There was a higher prevalence of allergic eczema and hand-eczema in relation to heavy traffic, but this was only significant for self-reported hand-eczema during the last 12 months. It had been desirable to make a distinction between atopic dermatitis and contact eczema, but this distinction has low validity in questionnaires without clinical examination or validated differential questions, such as debut of hand-eczema in childhood or presence of nickel allergy [37]. Occupational exposure is a major risk factor for hand-eczema, but was not found to be a confounder with the present assessment of risk occupations. Since Sweden has a largely segregated labour market in respect of gender [38], adjustment for sex and age may partly adjust for risk occupation. Few epidemiological studies have investigated the effect from traffic on atopic dermatitis. A previous cross-sectional study in southern Sweden in 1992, related to this study, found self-reported traffic to be associated with allergic eczema (OR = 1.45, 95% CI 1.28–1.66), but this seems to be the only evidence of effects of traffic on eczema in adults. In children, a few studies have indicated long-term effects on atopic dermatitis [5, 39, 40]. To our knowledge, no epidemiologic study has previously studied effects from traffic on hand-eczema.

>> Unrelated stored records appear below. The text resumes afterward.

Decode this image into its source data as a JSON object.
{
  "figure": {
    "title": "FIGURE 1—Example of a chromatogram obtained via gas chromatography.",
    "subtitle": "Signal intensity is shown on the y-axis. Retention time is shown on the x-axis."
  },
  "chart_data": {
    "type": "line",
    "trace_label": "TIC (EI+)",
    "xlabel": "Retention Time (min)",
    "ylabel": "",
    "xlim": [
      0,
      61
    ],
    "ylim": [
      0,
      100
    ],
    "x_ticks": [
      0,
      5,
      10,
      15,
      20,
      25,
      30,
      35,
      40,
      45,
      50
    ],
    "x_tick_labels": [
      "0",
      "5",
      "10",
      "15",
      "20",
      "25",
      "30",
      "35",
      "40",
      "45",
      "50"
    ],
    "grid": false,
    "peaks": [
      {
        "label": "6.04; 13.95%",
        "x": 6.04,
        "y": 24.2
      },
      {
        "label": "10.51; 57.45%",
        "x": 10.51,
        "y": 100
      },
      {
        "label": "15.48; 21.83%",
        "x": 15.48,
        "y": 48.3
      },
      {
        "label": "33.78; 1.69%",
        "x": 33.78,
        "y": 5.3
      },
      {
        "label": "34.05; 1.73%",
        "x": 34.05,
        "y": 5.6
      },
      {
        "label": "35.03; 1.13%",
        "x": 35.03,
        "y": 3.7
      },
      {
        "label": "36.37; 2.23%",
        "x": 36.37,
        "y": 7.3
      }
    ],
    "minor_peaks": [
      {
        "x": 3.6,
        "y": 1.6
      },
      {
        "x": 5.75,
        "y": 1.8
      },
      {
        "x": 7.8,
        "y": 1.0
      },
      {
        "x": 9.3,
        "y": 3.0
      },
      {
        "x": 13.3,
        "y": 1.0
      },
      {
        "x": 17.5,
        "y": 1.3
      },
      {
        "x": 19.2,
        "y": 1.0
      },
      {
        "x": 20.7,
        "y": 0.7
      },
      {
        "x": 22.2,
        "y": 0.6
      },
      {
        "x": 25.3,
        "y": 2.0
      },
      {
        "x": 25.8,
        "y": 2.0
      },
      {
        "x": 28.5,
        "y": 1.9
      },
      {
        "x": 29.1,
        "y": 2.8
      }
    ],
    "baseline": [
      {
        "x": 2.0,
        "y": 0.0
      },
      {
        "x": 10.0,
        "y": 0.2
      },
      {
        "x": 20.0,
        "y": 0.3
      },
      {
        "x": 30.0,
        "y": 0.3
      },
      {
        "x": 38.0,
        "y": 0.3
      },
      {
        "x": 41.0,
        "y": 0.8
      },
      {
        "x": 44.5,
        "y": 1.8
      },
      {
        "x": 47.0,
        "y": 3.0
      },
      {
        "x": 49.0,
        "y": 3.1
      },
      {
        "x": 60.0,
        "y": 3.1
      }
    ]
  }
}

In conclusion, the present study of a randomly selected adult population found that allergic asthma and allergic rhinitis are associated with traffic-related air pollution, but not non-allergic asthma or rhinitis. This result suggests that asthma and rhinitis should be divided into allergic and non-allergic conditions when investigating effects from traffic pollution in adults. However, the cross-sectional design is a severe limitation of this study, and longitudinal studies in adults are needed to investigate if the effects for allergic versus non-allergic chronic respiratory disease reflects adult onset disease. Potential biological mechanisms can also not be explained in our epidemiological study, which lacked biological markers, but the indications of effects on eczema are interesting and either indicate that adverse effects from traffic on allergic disease are not limited to the respiratory tract, or that exposure to traffic have negative effects on the skin which are not related to allergic disease.

Conclusion

This study found that exposure to traffic is associated with a higher prevalence of allergic asthma and allergic rhinitis, but not with asthma or rhinitis triggered by non-allergic factors. This difference was suggested by the overall pattern, but only clear using GIS-measured traffic intensity as a proxy for traffic exposure. An association was also found with hand-eczema. We suggest that asthma and rhinitis should not be treated as homogenous groups when estimating effects from traffic in adults.